Never Done: 100 Years of Women in Politics and Beyond takes the 100th anniversary of the 19th Amendment as the occasion for an exploration of the issues and challenges women in the United States have faced, and continue to face, in politics and society. The exhibition will serve as a campus and community hub for action and activism during the run up to the 2020 United States presidential election and post-election.
Installed in the gallery will be work by 100 women artists. The center of the gallery will hold a framework replica of the Wesleyan Chapel—site of the first suffrage meeting in 1848 in Seneca Falls, New York. The exhibition is intended as a space for debate, discussion, and dialogue: for visitors who gather there; among the artists exhibited; and between the artists and the original suffragists, in a symbolic conversation across time that both critiques and expands on the suffragists’ initial accomplishment.
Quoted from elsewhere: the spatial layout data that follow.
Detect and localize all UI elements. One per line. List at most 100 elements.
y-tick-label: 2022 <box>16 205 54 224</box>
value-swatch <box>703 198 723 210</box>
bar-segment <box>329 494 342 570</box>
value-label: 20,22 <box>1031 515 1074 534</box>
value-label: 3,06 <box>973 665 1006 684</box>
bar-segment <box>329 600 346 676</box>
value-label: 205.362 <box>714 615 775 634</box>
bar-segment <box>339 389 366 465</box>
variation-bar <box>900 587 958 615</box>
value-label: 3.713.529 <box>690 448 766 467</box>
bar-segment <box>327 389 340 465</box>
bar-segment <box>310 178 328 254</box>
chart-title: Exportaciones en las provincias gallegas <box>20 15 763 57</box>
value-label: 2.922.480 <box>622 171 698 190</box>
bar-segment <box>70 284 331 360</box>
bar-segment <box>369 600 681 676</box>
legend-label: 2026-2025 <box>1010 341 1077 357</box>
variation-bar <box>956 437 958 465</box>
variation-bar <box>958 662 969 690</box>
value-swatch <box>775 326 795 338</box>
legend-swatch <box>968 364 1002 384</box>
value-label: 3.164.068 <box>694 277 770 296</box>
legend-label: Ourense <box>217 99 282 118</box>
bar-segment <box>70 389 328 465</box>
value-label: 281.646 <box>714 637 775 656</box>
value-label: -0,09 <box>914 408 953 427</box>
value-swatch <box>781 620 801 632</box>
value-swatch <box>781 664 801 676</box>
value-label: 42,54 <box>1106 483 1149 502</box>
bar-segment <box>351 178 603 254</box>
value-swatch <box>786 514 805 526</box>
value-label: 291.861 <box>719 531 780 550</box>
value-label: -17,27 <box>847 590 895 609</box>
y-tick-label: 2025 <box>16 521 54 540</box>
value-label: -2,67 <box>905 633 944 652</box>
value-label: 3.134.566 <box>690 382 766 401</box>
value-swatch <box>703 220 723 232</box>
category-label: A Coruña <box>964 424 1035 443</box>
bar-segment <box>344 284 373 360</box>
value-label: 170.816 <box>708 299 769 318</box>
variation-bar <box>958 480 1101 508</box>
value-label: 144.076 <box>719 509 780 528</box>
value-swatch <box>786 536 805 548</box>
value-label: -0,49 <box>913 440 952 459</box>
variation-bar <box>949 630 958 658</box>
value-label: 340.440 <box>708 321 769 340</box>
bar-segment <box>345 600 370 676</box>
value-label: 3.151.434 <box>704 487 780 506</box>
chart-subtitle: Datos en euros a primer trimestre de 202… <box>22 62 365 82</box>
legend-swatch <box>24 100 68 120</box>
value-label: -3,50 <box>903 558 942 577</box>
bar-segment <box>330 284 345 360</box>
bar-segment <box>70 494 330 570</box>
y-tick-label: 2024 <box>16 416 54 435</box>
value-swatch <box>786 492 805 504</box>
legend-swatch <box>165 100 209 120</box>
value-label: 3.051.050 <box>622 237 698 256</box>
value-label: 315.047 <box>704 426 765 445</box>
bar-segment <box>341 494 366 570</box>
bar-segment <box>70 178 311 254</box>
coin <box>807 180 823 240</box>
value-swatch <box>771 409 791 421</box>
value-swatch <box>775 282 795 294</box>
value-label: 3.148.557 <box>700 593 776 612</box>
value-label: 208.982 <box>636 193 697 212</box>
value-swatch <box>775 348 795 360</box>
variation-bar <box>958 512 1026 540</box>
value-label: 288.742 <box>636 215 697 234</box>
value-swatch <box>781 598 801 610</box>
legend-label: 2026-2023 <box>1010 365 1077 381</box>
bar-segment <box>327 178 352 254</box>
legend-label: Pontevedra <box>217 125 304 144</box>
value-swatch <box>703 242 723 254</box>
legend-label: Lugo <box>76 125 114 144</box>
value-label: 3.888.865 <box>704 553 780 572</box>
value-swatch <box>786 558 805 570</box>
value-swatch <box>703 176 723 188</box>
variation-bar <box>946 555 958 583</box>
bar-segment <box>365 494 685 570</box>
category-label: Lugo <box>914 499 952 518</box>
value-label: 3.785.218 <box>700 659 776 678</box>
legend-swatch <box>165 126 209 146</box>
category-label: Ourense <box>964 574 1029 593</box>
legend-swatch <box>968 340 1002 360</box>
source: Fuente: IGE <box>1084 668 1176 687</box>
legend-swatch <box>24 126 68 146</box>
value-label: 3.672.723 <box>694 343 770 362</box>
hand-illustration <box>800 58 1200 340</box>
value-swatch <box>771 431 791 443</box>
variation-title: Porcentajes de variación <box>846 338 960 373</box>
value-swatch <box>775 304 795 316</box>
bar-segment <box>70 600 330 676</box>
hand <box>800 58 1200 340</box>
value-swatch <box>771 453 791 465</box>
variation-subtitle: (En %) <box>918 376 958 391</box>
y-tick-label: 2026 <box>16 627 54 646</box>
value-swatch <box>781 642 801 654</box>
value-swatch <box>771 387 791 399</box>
Never Done and its related programming will look at institutional structures that create power hierarchies impacting women across all aspects of society, including media bias, access to funds, and backlash against women seeking power. The exhibition will also consider the role of race and economics in shaping women’s participation in politics—for example, the relative disenfranchisement of women of color and low-income women far beyond the 19th Amendment.
A concurrent exhibition in the Winter Gallery will explore the history of Skidmore women in politics from 1920 to the present, drawing on materials from the Scribner Library Archives and Special Collections.